Além disso, existe uma série
de implicações que pode gerar impactos além da saúde mental. Dutra lembra das crianças,
que estão em maior contato com possíveis abusadores, que na maioria das vezes fazem parte da própria
família; dos idosos, que se tornam ainda mais vítimas de assediadores e exploradores; e das mulheres, que ficam
mais vulneráveis à violência doméstica.
Pandemia dentro da pandemia: quarta onda da Covid-19 e a saúde mental
Estudos mostram que, durante as epidemias,
o número de pessoas cuja saúde mental é afetada tende a ser maior do que as pessoas atingidas pela infecção
propriamente dita. Isto porque as incertezas e o medo, inclusive de contaminação, atacam os infectados e todos
a sua volta, gerando impactos psicossociais e econômicos incalculáveis. “Em alguns casos, a incerteza sobre
infecção e morte ou sobre a infecção de familiares e amigos pode potencializar estados mentais
disfóricos”, conta Júlio Dutra. Além disso, as implicações na saúde mental
podem durar mais tempo e ter maior prevalência do que a própria epidemia, segundo o especialista.

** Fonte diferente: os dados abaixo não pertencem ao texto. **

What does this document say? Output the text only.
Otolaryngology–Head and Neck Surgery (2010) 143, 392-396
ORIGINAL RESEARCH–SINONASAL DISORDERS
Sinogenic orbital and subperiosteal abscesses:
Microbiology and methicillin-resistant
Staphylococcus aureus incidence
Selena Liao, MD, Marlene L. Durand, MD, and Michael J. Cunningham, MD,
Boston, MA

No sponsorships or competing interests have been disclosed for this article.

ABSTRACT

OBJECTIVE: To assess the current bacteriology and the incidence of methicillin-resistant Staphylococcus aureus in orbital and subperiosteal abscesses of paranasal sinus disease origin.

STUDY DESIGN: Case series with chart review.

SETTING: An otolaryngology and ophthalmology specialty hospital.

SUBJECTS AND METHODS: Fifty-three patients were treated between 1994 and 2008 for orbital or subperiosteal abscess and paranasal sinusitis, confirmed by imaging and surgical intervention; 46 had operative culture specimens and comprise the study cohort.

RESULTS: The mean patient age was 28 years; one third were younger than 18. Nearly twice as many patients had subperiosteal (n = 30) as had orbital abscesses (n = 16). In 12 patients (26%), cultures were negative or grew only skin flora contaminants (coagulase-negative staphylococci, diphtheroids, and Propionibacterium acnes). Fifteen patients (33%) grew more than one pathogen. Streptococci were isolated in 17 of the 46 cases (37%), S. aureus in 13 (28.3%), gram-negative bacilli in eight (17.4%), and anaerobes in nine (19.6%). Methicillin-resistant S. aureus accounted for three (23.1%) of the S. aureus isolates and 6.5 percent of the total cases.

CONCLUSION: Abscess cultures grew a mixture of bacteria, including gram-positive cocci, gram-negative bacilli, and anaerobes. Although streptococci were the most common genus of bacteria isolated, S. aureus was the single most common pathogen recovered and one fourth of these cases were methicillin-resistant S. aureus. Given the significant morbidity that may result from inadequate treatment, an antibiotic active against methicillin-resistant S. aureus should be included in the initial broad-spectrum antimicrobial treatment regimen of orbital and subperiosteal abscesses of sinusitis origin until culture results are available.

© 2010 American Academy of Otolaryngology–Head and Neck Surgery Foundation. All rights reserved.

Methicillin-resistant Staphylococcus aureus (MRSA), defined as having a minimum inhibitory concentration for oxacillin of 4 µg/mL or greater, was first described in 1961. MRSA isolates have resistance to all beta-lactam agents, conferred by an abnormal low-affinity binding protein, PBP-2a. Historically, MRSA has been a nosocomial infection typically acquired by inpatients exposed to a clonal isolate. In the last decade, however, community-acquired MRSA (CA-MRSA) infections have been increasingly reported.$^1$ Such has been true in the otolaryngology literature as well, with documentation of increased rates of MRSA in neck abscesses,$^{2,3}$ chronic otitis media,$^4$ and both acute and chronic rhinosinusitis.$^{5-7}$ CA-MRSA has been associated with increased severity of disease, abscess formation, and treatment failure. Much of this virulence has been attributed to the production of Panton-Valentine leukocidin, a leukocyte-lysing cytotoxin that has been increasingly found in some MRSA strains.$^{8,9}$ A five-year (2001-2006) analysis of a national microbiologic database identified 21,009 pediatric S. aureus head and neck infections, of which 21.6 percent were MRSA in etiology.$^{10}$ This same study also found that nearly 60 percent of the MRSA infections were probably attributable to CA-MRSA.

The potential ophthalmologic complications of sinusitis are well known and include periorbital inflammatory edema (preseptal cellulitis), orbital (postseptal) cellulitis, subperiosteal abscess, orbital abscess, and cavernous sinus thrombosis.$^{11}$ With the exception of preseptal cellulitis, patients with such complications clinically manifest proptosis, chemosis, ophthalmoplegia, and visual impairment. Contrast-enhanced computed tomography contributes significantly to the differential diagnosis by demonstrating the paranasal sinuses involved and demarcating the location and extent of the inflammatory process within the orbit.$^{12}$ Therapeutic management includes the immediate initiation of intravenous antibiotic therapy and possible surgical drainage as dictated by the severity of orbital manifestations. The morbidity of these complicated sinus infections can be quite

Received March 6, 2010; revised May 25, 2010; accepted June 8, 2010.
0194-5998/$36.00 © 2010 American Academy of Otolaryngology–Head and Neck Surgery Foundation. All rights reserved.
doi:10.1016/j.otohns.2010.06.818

O presidente da Associação Paranaense
de Psiquiatria acredita que, apesar de uma observação pela maior procura por atendimentos psiquiátricos
ou psicológicos, há uma tendência de as doenças psiquiátricas vinculadas à quarta
onda aumentarem. Ele cita como exemplos os casos de depressão; transtornos de humor e ansiedade (incluindo ataques
de pânico e estresse pós-traumático); e sintomas psicóticos ou paranóicos, que podem, inclusive,
levar ao suicídio.
“Mesmo
entre pacientes com sintomas comuns de gripe, o estresse e o medo devido à semelhança das condições
podem gerar sofrimento mental e piorar os sintomas psiquiátricos, e essas implicações psiquiátricas
podem ser significativamente altas, sobrecarregando os serviços de emergência e o sistema de saúde como
um todo”, revela Dutra.
Impactos
da pandemia: estratégias e ações preventivas e emergenciais
Para o presidente da APPSIQ, pensar em práticas públicas de saúde
mental se torna mais do que essencial. Isso passa também pelo aumento no investimento em pesquisas e ações
imediatas nessa área paralelamente ao surto infeccioso.
Dutra sugere como estratégias a formação e disponibilização de
equipes multidisciplinares de saúde mental (incluindo psiquiatras, enfermeiros psiquiátricos, psicólogos
clínicos e outros profissionais de saúde mental); e a comunicação clara envolvendo atualizações
regulares e precisas sobre a pandemia de Covid-19, levando conhecimento sobre saúde mental a todos os profissionais
da saúde. “E estabelecimentos de serviços seguros de atendimentos psicológicos e psiquiátricos,
com aumento e implantação de ambulatórios especializados para atender essa demanda, que só tende
a crescer”, enfatiza.
De acordo com
ele, as políticas públicas em saúde mental devem estar associadas com as respostas à pandemia
em todas as suas fases: antes, durante e após o evento.